WEEK 1: Exploring Carcassi's Etudes
Welcome to the Main Thread for the first week of the composition challenge! This is the place to post updates for the first week.
- Make sure you've read the guidelines before replying (<- click)
- Watch the kickoff livestream for help with the first section!
- Get the Scores here! (<- click)
If you want to describe your process (optional), feel free to use the following template.
- Things you found easy:
- Things you found difficult:
- (Optional): a video of you performing it!
- (Optional:) questions
↓ Reply below with your updates and questions! ↓
When I found out about this challenge, I simply did not want to wait to get started, so I've been working on Study 14 for three days now. I chose this study because I really want to improve my right hand damping, especially of open-string bass notes. By my count, there are 21 times that open bass strings need to be muted in this piece (see the score below). I find this basic technique to be quite challenging. When I focus on damping the basses, I tend to mess up all the other notes. It always feels like I am trying to pat my head, rub my belly, and recite poetry all at the same time.
I have posted two videos here:
Video 1: This is an initial run-through of the piece, after I had made some choices about fingering. It's very slow, and with only a few exceptions I am not damping the bass notes.
Video 2: (Sorry the lighting is so poor) This is after three days of practice. I practiced it in three sections, one section per day. In the video, I am trying to dampen all the appropriate bass notes, but I did miss a few. The tempo is a bit higher. I also changed a few fingerings for this one. Regrettably, I decided to play the bass runs (like in measure 10, for example) with all thumb. I know this is not the most efficient, but it's easier on my hand and brain right now. I decided that I wanted to focus more on damping than on these bass runs. If I continue to progress, I will probably want to go back to playing those runs with alternating fingers.

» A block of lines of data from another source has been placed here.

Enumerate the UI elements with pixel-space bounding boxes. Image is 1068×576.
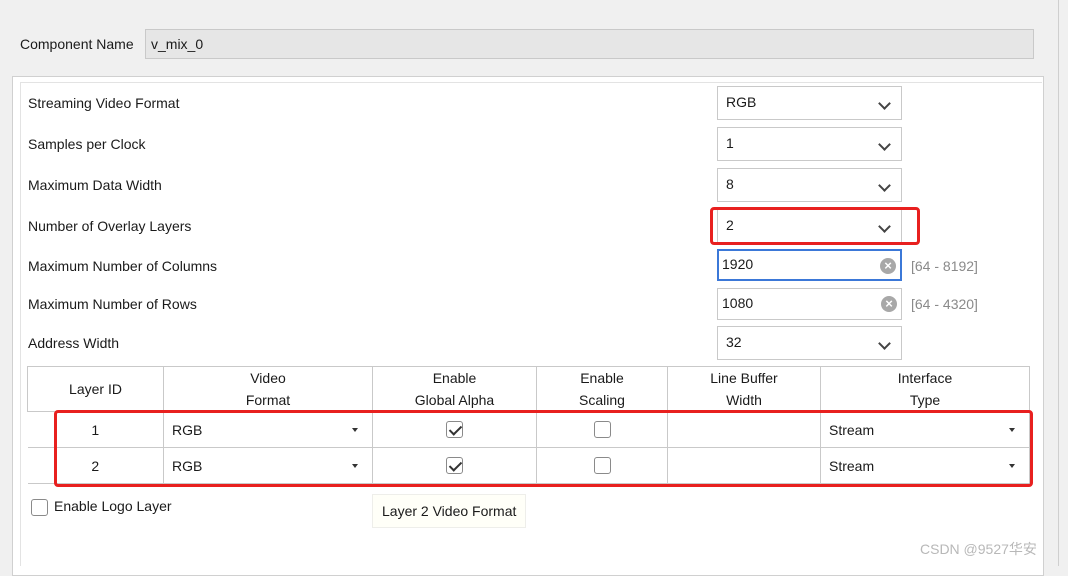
maximum-data-width-select[interactable]: 8 xyxy=(717,168,902,202)
chevron-down-icon xyxy=(878,337,891,350)
chevron-down-icon xyxy=(878,179,891,192)
column-header-interface-type: Interface Type xyxy=(820,366,1030,412)
address-width-value: 32 xyxy=(726,334,742,350)
column-header-video-format: Video Format xyxy=(163,366,373,412)
clear-icon[interactable]: × xyxy=(881,296,897,312)
column-header-global-alpha: Enable Global Alpha xyxy=(372,366,537,412)
chevron-down-icon xyxy=(878,97,891,110)
max-columns-label: Maximum Number of Columns xyxy=(28,258,218,274)
samples-per-clock-select[interactable]: 1 xyxy=(717,127,902,161)
samples-per-clock-value: 1 xyxy=(726,135,734,151)
column-header-layer-id: Layer ID xyxy=(27,366,164,412)
streaming-video-format-value: RGB xyxy=(726,94,757,110)
clear-icon[interactable]: × xyxy=(880,258,896,274)
component-name-label: Component Name xyxy=(20,36,134,52)
max-rows-range: [64 - 4320] xyxy=(911,296,978,312)
watermark: CSDN @9527华安 xyxy=(920,541,1037,557)
max-rows-label: Maximum Number of Rows xyxy=(28,296,197,312)
maximum-data-width-value: 8 xyxy=(726,176,734,192)
streaming-video-format-select[interactable]: RGB xyxy=(717,86,902,120)
column-header-scaling: Enable Scaling xyxy=(536,366,668,412)
address-width-select[interactable]: 32 xyxy=(717,326,902,360)
overlay-layers-highlight xyxy=(710,207,920,245)
max-rows-input[interactable]: 1080 × xyxy=(717,288,902,320)
max-columns-range: [64 - 8192] xyxy=(911,258,978,274)
table-header-row: Layer ID Video Format Enable Global Alpha … xyxy=(27,366,1030,412)
component-name-field[interactable]: v_mix_0 xyxy=(145,29,1034,59)
logo-layer-option[interactable]: Enable Logo Layer xyxy=(31,498,172,516)
column-header-line-buffer-width: Line Buffer Width xyxy=(667,366,821,412)
max-rows-value: 1080 xyxy=(722,295,754,311)
logo-layer-checkbox[interactable] xyxy=(31,498,48,516)
max-columns-input[interactable]: 1920 × xyxy=(717,249,902,281)
chevron-down-icon xyxy=(878,138,891,151)
layers-rows-highlight xyxy=(54,410,1033,487)
logo-layer-label: Enable Logo Layer xyxy=(54,498,172,514)
samples-per-clock-label: Samples per Clock xyxy=(28,136,146,152)
maximum-data-width-label: Maximum Data Width xyxy=(28,177,162,193)
streaming-video-format-label: Streaming Video Format xyxy=(28,95,180,111)
address-width-label: Address Width xyxy=(28,335,120,351)
right-border xyxy=(1058,0,1059,566)
max-columns-value: 1920 xyxy=(722,256,754,272)
tooltip: Layer 2 Video Format xyxy=(372,494,527,528)
top-strip xyxy=(0,0,1068,10)
overlay-layers-label: Number of Overlay Layers xyxy=(28,218,192,234)
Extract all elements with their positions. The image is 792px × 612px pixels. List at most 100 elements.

Nice work, Eric. Big improvement from day one to three, as one would expect. I don't see (or hear!) anything 'regrettable' in your choosing to use the r.h. thumb for the bass string passages. Actually, I'm pretty sure this is what Carcassi intended, even if modern approaches are a little different. It's certainly what I would do. (Not much of an endorsement, I admit ...) I'm curious to know what your bracketed annotations (P4/5/6) indicate. Is this for 'preparation' of the thumb? Can I ask also about the last three measures, which you seem to play in 'double time'. Musically, this sounds quite convincing, but it is not how I understand the score.

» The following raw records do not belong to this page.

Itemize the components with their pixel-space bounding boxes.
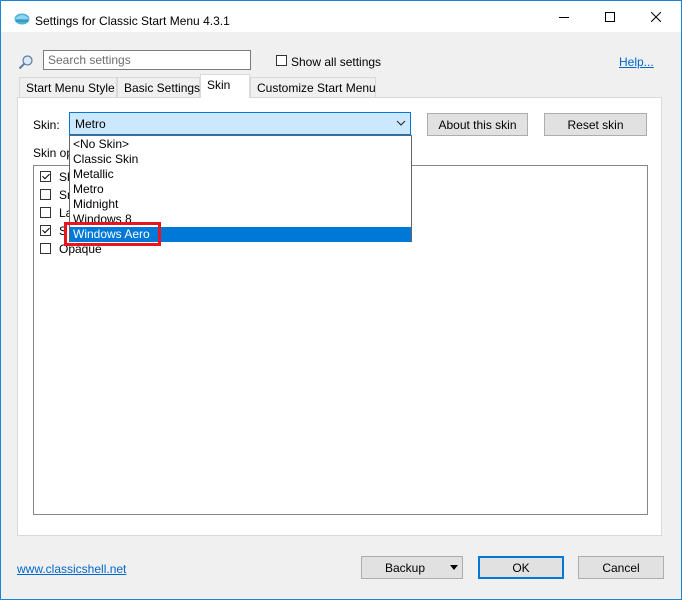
dropdown-item-no-skin[interactable]: <No Skin> [70, 137, 411, 152]
dropdown-item-metallic[interactable]: Metallic [70, 167, 411, 182]
maximize-button[interactable] [587, 1, 633, 32]
cancel-button[interactable]: Cancel [578, 556, 664, 579]
tab-label: Skin [207, 78, 231, 92]
skin-option-checkbox[interactable] [40, 207, 51, 218]
skin-option-checkbox[interactable] [40, 189, 51, 200]
dropdown-item-windows-8[interactable]: Windows 8 [70, 212, 411, 227]
skin-combobox-value: Metro [75, 117, 106, 131]
tab-label: Start Menu Style [26, 81, 115, 95]
show-all-checkbox[interactable] [276, 55, 287, 66]
dropdown-item-windows-aero[interactable]: Windows Aero [70, 227, 411, 242]
skin-option-checkbox[interactable] [40, 225, 51, 236]
skin-combobox[interactable]: Metro [69, 112, 411, 135]
skin-option-label: Opaque [59, 242, 102, 256]
about-skin-label: About this skin [438, 117, 517, 132]
reset-skin-button[interactable]: Reset skin [544, 113, 647, 136]
help-link[interactable]: Help... [619, 55, 654, 69]
dropdown-item-classic-skin[interactable]: Classic Skin [70, 152, 411, 167]
window-title: Settings for Classic Start Menu 4.3.1 [35, 14, 230, 28]
ok-label: OK [512, 560, 530, 575]
show-all-label: Show all settings [291, 55, 382, 69]
tab-start-menu-style[interactable]: Start Menu Style [19, 77, 117, 97]
skin-option-checkbox[interactable] [40, 243, 51, 254]
cancel-label: Cancel [602, 560, 640, 575]
tab-label: Customize Start Menu [257, 81, 376, 95]
close-icon [651, 11, 661, 22]
classicshell-link[interactable]: www.classicshell.net [17, 562, 126, 576]
minimize-button[interactable] [541, 1, 587, 32]
backup-button[interactable]: Backup [361, 556, 463, 579]
tab-label: Basic Settings [124, 81, 201, 95]
search-input[interactable] [43, 50, 251, 70]
dropdown-item-midnight[interactable]: Midnight [70, 197, 411, 212]
classic-shell-icon [14, 13, 30, 25]
ok-button[interactable]: OK [478, 556, 564, 579]
skin-options-label: Skin op [33, 146, 74, 160]
tab-skin[interactable]: Skin [200, 74, 250, 98]
maximize-icon [605, 11, 615, 22]
about-skin-button[interactable]: About this skin [427, 113, 528, 136]
reset-skin-label: Reset skin [567, 117, 624, 132]
close-button[interactable] [633, 1, 679, 32]
dropdown-arrow-icon [450, 565, 458, 570]
skin-option-checkbox[interactable] [40, 171, 51, 182]
title-bar: Settings for Classic Start Menu 4.3.1 [1, 1, 681, 32]
minimize-icon [559, 16, 569, 18]
backup-label: Backup [384, 560, 426, 575]
dropdown-item-metro[interactable]: Metro [70, 182, 411, 197]
tab-basic-settings[interactable]: Basic Settings [117, 77, 200, 97]
skin-option-label: S [59, 224, 68, 238]
search-icon [18, 55, 33, 70]
skin-dropdown-list: <No Skin> Classic Skin Metallic Metro Mi… [69, 135, 412, 242]
chevron-down-icon [396, 120, 406, 126]
skin-label: Skin: [33, 118, 60, 132]
tab-customize-start-menu[interactable]: Customize Start Menu [250, 77, 376, 97]
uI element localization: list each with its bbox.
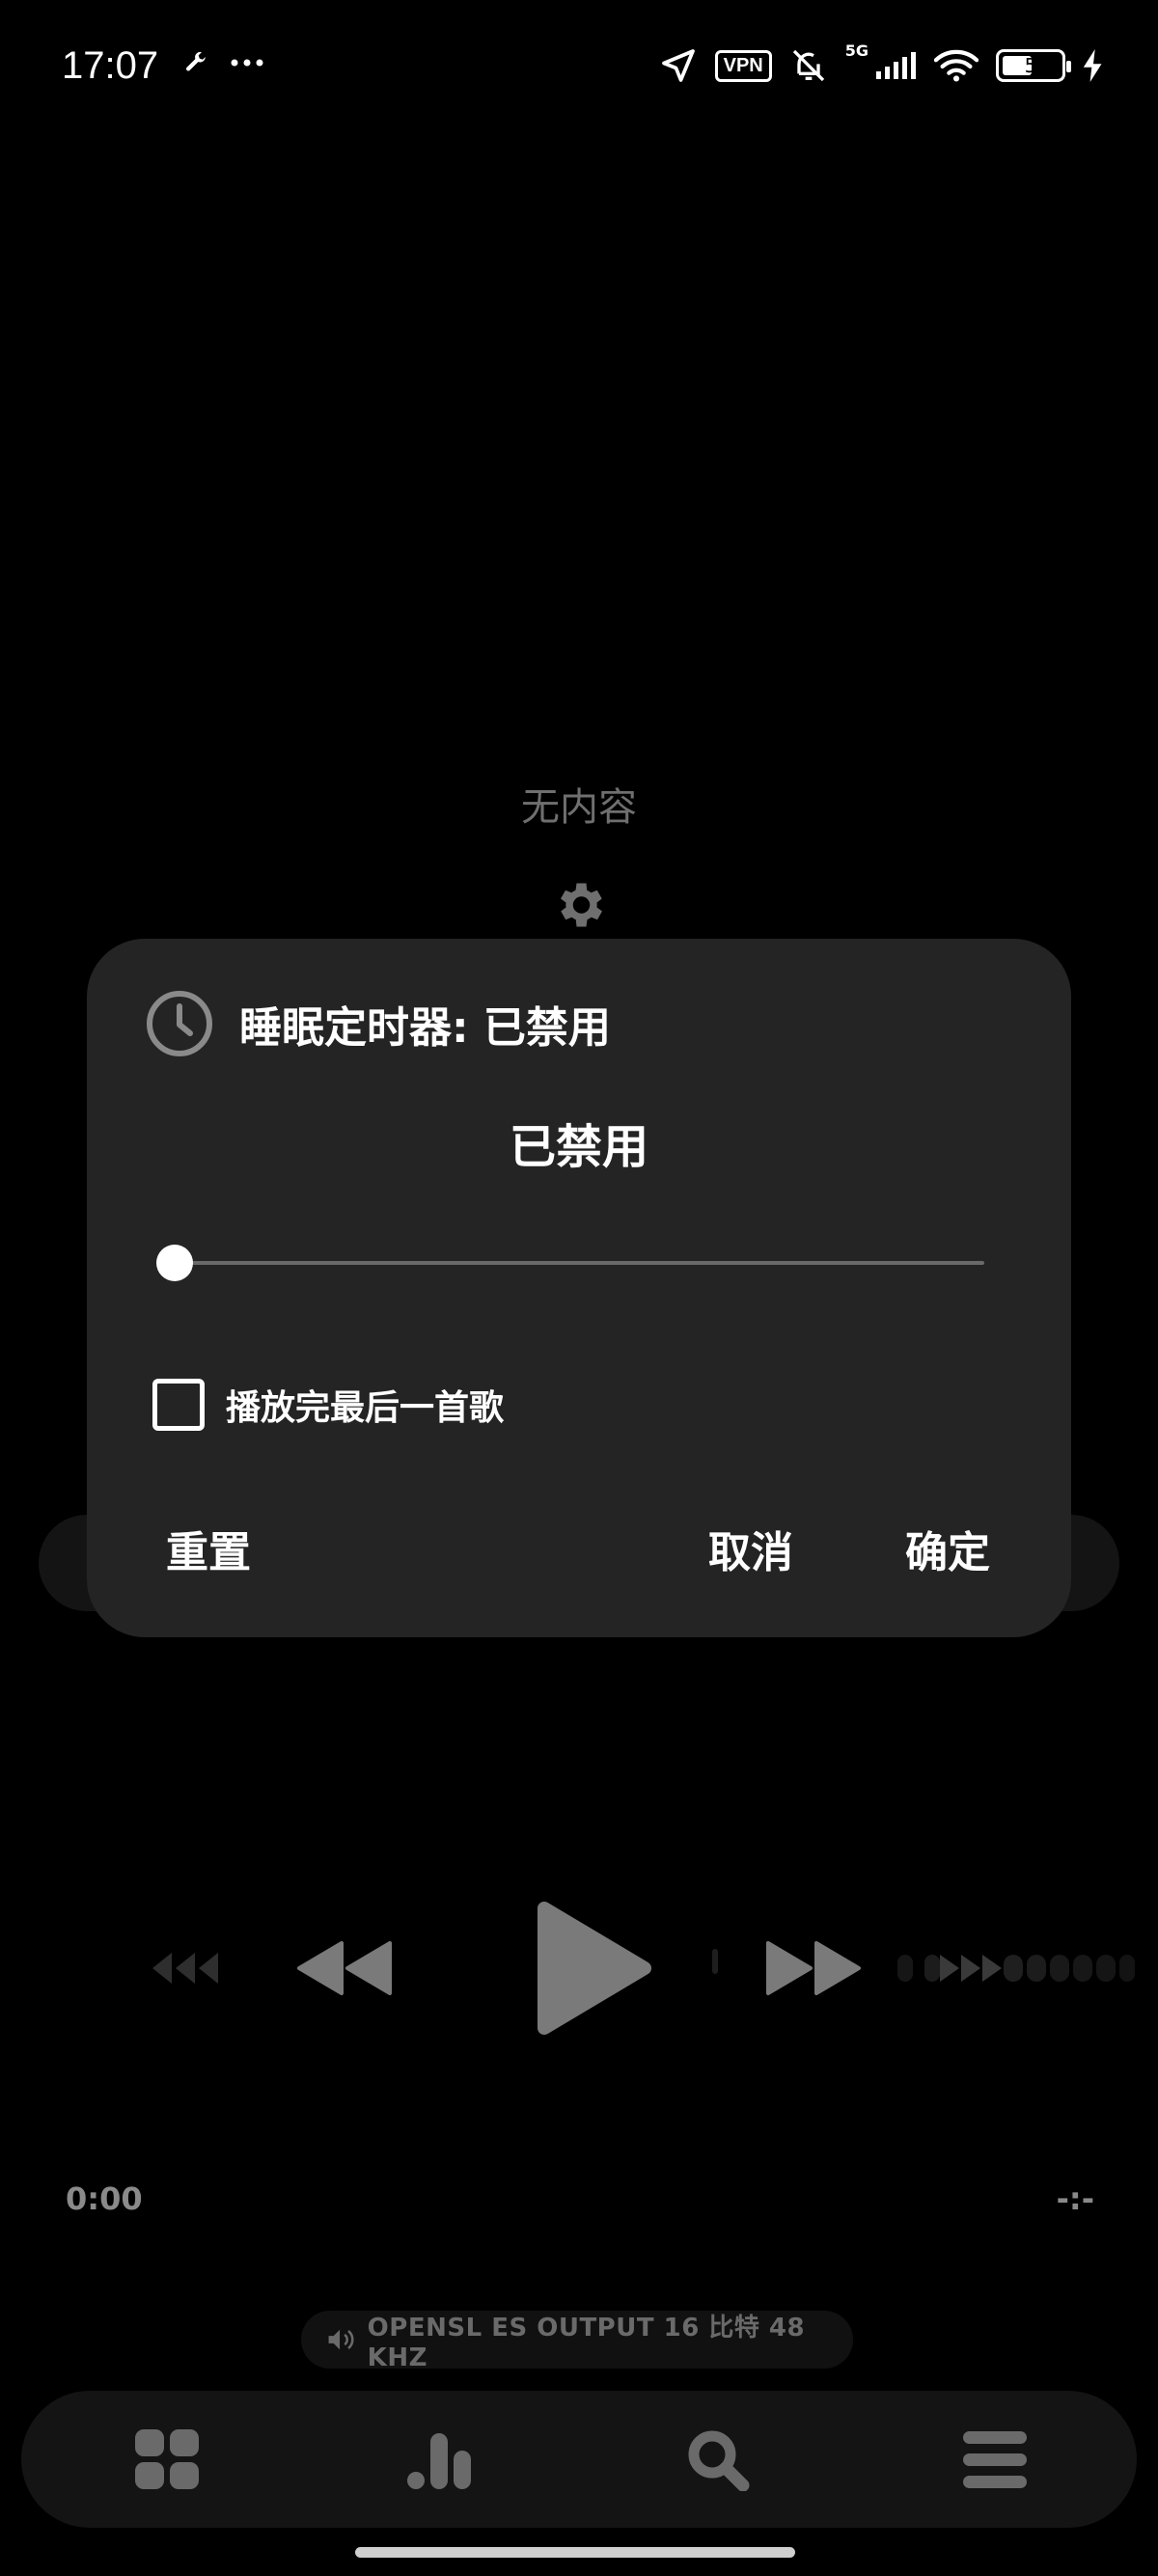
screen: 17:07 VPN 5G 5 无内容 0:00 -:- OPENSL ES OU…	[0, 0, 1158, 2576]
menu-icon[interactable]	[961, 2429, 1029, 2491]
audio-output-chip[interactable]: OPENSL ES OUTPUT 16 比特 48 KHZ	[301, 2311, 853, 2372]
reset-button[interactable]: 重置	[166, 1518, 251, 1579]
wifi-icon	[934, 49, 979, 82]
signal-icon	[876, 52, 916, 79]
search-icon[interactable]	[685, 2429, 753, 2491]
library-grid-icon[interactable]	[133, 2429, 201, 2491]
play-last-song-checkbox[interactable]	[152, 1379, 205, 1431]
play-last-song-option[interactable]: 播放完最后一首歌	[152, 1379, 504, 1431]
vpn-badge: VPN	[714, 49, 772, 82]
bottom-nav	[21, 2391, 1137, 2528]
network-type-label: 5G	[844, 41, 868, 60]
empty-content-text: 无内容	[521, 785, 637, 830]
cancel-button[interactable]: 取消	[708, 1518, 793, 1579]
status-time: 17:07	[62, 44, 159, 87]
dialog-header: 睡眠定时器: 已禁用	[145, 989, 611, 1058]
play-last-song-label: 播放完最后一首歌	[226, 1388, 505, 1428]
audio-output-text: OPENSL ES OUTPUT 16 比特 48 KHZ	[367, 2313, 806, 2372]
dialog-title: 睡眠定时器: 已禁用	[239, 1003, 611, 1053]
playback-controls	[0, 1891, 1158, 2045]
sleep-timer-dialog: 睡眠定时器: 已禁用 已禁用 播放完最后一首歌 重置 取消 确定	[87, 939, 1071, 1637]
rewind-fast-icon[interactable]	[147, 1945, 224, 1991]
fast-forward-bg-dot-icon	[712, 1949, 718, 1974]
equalizer-icon[interactable]	[405, 2429, 473, 2491]
timer-slider-track[interactable]	[174, 1261, 984, 1265]
fast-forward-icon[interactable]	[764, 1939, 863, 1997]
rewind-icon[interactable]	[295, 1939, 394, 1997]
status-right-icons: VPN 5G 5	[659, 41, 1104, 85]
wrench-icon	[186, 51, 206, 71]
charging-bolt-icon	[1083, 49, 1102, 82]
battery-icon: 5	[996, 49, 1071, 82]
gear-icon[interactable]	[550, 876, 608, 934]
status-bar: 17:07 VPN 5G 5	[0, 0, 1158, 135]
status-left-icons	[183, 50, 264, 75]
more-dots-icon	[231, 59, 263, 67]
confirm-button[interactable]: 确定	[905, 1518, 990, 1579]
timer-value-text: 已禁用	[509, 1120, 648, 1174]
home-indicator[interactable]	[355, 2547, 795, 2558]
timer-slider-thumb[interactable]	[156, 1245, 193, 1281]
location-arrow-icon	[661, 49, 695, 82]
speaker-icon	[328, 2329, 354, 2350]
battery-level: 5	[1024, 54, 1037, 77]
play-icon[interactable]	[533, 1901, 654, 2036]
time-current: 0:00	[66, 2180, 143, 2217]
time-total: -:-	[1056, 2180, 1094, 2217]
fast-forward-more-icon[interactable]	[897, 1949, 1137, 1987]
clock-icon	[147, 991, 212, 1056]
bell-off-icon	[792, 49, 824, 82]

Hi Eric. I've just had a look at Carcassi's 'Methode Complete, Op.59' and he does state explicitly that the three bass strings are to be plucked with the thumb. (Page 10 of the Schott edition, under the heading 'Main droite'.) This is also apparent in the musical examples, where the thumb is indicated with a '+' sign. Thanks for explaining your annotation - it makes good sense, although I must say that I don't pay much attention to this sort of detail myself. I tend to mute strings only when my ear is 'offended' by a harmonic clash. I guess my approach isn't very systematic, but I'm lazy ... Also, I generally play with pretty dead strings (I change them perhaps twice a year) so they mute themselves soon enough! About the ending, what seems curious is that the way you played it sounds about right for a cadence. But that would suggest that the eighth notes needed to be moving a lot faster, even though your choice of tempo doesn't seem unreasonable. I wonder what Carcassi had in mind. Is it possible he (or perhaps the editor) mis-notated his intention?
I watched the new video lesson on this etude by Tengyue Zhang, and I loved it so much that I just had to give it a go. I've played it before many moons ago, but the lesson made me want to really work on it and make it fresh and new.

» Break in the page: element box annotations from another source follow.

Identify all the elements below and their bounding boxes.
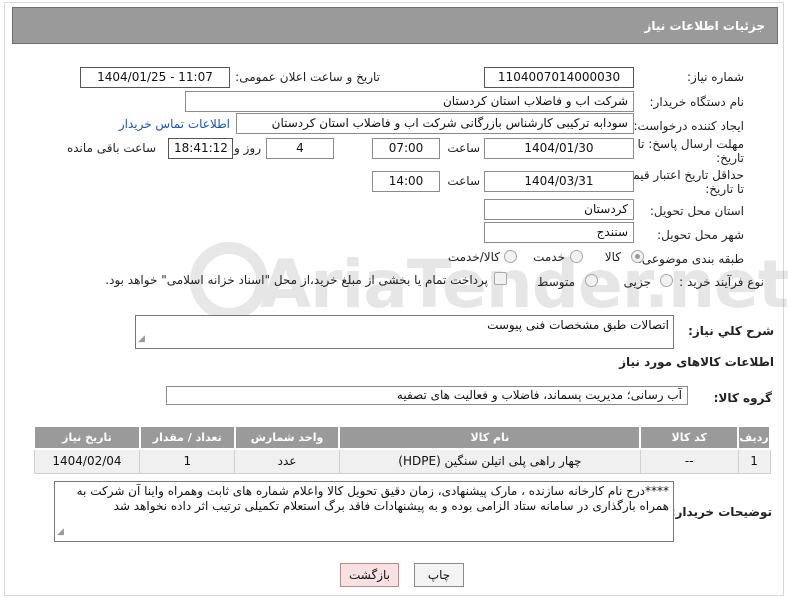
reply-deadline-days-field[interactable]: 4 [266, 138, 334, 159]
buyer-contact-link[interactable]: اطلاعات تماس خریدار [119, 117, 230, 131]
purchase-option-medium: متوسط [537, 275, 575, 289]
delivery-city-label: شهر محل تحویل: [657, 228, 744, 242]
col-qty-header: تعداد / مقدار [138, 425, 236, 450]
treasury-payment-checkbox[interactable] [494, 272, 507, 285]
cell-row: 1 [737, 448, 771, 474]
price-validity-label-2: تا تاریخ: [705, 182, 744, 196]
delivery-province-field[interactable]: کردستان [484, 199, 634, 220]
reply-deadline-label-1: مهلت ارسال پاسخ: تا [637, 137, 744, 151]
buyer-org-label: نام دستگاه خریدار: [649, 95, 745, 109]
goods-table-header: ردیف کد کالا نام کالا واحد شمارش تعداد /… [33, 425, 771, 450]
page-title: جزئیات اطلاعات نیاز [644, 19, 765, 33]
buyer-notes-text: ****درج نام کارخانه سازنده ، مارک پیشنها… [76, 484, 669, 513]
category-option-goods-service: کالا/خدمت [447, 250, 500, 264]
cell-date: 1404/02/04 [33, 448, 141, 474]
cell-name: چهار راهی پلی اتیلن سنگین (HDPE) [338, 448, 641, 474]
resize-grip-icon: ◢ [57, 527, 64, 537]
delivery-city-field[interactable]: سنندج [484, 222, 634, 243]
col-code-header: کد کالا [639, 425, 740, 450]
reply-deadline-label-2: تاریخ: [716, 151, 744, 165]
category-option-service: خدمت [533, 250, 565, 264]
requester-label: ایجاد کننده درخواست: [633, 119, 744, 133]
col-name-header: نام کالا [338, 425, 642, 450]
reply-deadline-time-field[interactable]: 07:00 [372, 138, 440, 159]
need-number-label: شماره نیاز: [687, 70, 744, 84]
category-radio-goods[interactable] [631, 250, 644, 263]
buyer-notes-label: توضیحات خریدار: [670, 505, 772, 519]
summary-textarea[interactable]: اتصالات طبق مشخصات فنی پیوست ◢ [135, 315, 674, 349]
goods-table: ردیف کد کالا نام کالا واحد شمارش تعداد /… [33, 425, 771, 474]
table-row[interactable]: 1 -- چهار راهی پلی اتیلن سنگین (HDPE) عد… [33, 448, 771, 474]
remaining-time-label: ساعت باقی مانده [66, 141, 156, 155]
requester-field[interactable]: سودابه ترکیبی کارشناس بازرگانی شرکت اب و… [236, 113, 634, 134]
category-radio-service[interactable] [570, 250, 583, 263]
reply-deadline-days-label: روز و [234, 141, 261, 155]
reply-deadline-time-label: ساعت [447, 141, 480, 155]
delivery-province-label: استان محل تحویل: [649, 204, 744, 218]
category-radio-goods-service[interactable] [504, 250, 517, 263]
price-validity-label-1: حداقل تاریخ اعتبار قیمت: [617, 168, 744, 182]
summary-text: اتصالات طبق مشخصات فنی پیوست [487, 318, 669, 332]
price-validity-date-field[interactable]: 1404/03/31 [484, 171, 634, 192]
goods-group-label: گروه کالا: [713, 391, 772, 405]
resize-grip-icon: ◢ [138, 334, 145, 344]
category-option-goods: کالا [604, 250, 621, 264]
buyer-notes-textarea[interactable]: ****درج نام کارخانه سازنده ، مارک پیشنها… [54, 481, 674, 542]
treasury-payment-note: پرداخت تمام یا بخشی از مبلغ خرید،از محل … [105, 273, 488, 287]
need-number-field[interactable]: 1104007014000030 [484, 67, 634, 88]
cell-qty: 1 [139, 448, 236, 474]
summary-label: شرح کلي نياز: [688, 324, 774, 338]
category-label: طبقه بندی موضوعی: [637, 252, 744, 266]
remaining-time-field[interactable]: 18:41:12 [168, 138, 233, 159]
col-unit-header: واحد شمارش [233, 425, 341, 450]
purchase-option-minor: جزیی [623, 275, 651, 289]
goods-group-field[interactable]: آب رسانی؛ مدیریت پسماند، فاضلاب و فعالیت… [166, 386, 688, 405]
price-validity-time-label: ساعت [447, 174, 480, 188]
announce-datetime-field[interactable]: 1404/01/25 - 11:07 [80, 67, 230, 88]
page-header: جزئیات اطلاعات نیاز [12, 7, 778, 44]
purchase-type-label: نوع فرآیند خرید : [679, 275, 764, 289]
print-button[interactable]: چاپ [414, 563, 464, 587]
goods-section-title: اطلاعات کالاهای مورد نیاز [619, 355, 774, 369]
back-button[interactable]: بازگشت [340, 563, 399, 587]
buyer-org-field[interactable]: شرکت اب و فاضلاب استان کردستان [185, 91, 634, 112]
purchase-radio-medium[interactable] [585, 274, 598, 287]
col-row-header: ردیف [737, 425, 771, 450]
col-date-header: تاریخ نیاز [33, 425, 141, 450]
price-validity-time-field[interactable]: 14:00 [372, 171, 440, 192]
purchase-radio-minor[interactable] [660, 274, 673, 287]
reply-deadline-date-field[interactable]: 1404/01/30 [484, 138, 634, 159]
cell-unit: عدد [234, 448, 340, 474]
cell-code: -- [639, 448, 739, 474]
announce-datetime-label: تاریخ و ساعت اعلان عمومی: [235, 70, 380, 84]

In the lesson, Tengyue suggested playing it very slowly for an entire week, so that is just what I will be doing. The tempo in the video is VERY slow (if you don't listen to the whole thing, that's fine ). I also decided to use the right hand pattern p-i-m-a-m-a-m-a in order to work on my m-a independence.
What was easy: It's so beautiful and expressive that it is a joy to practice.
What was difficult: Getting consistency of tone between the m and a fingers. It was also challenging to keep the tempo so slow (I did not want to use a metronome).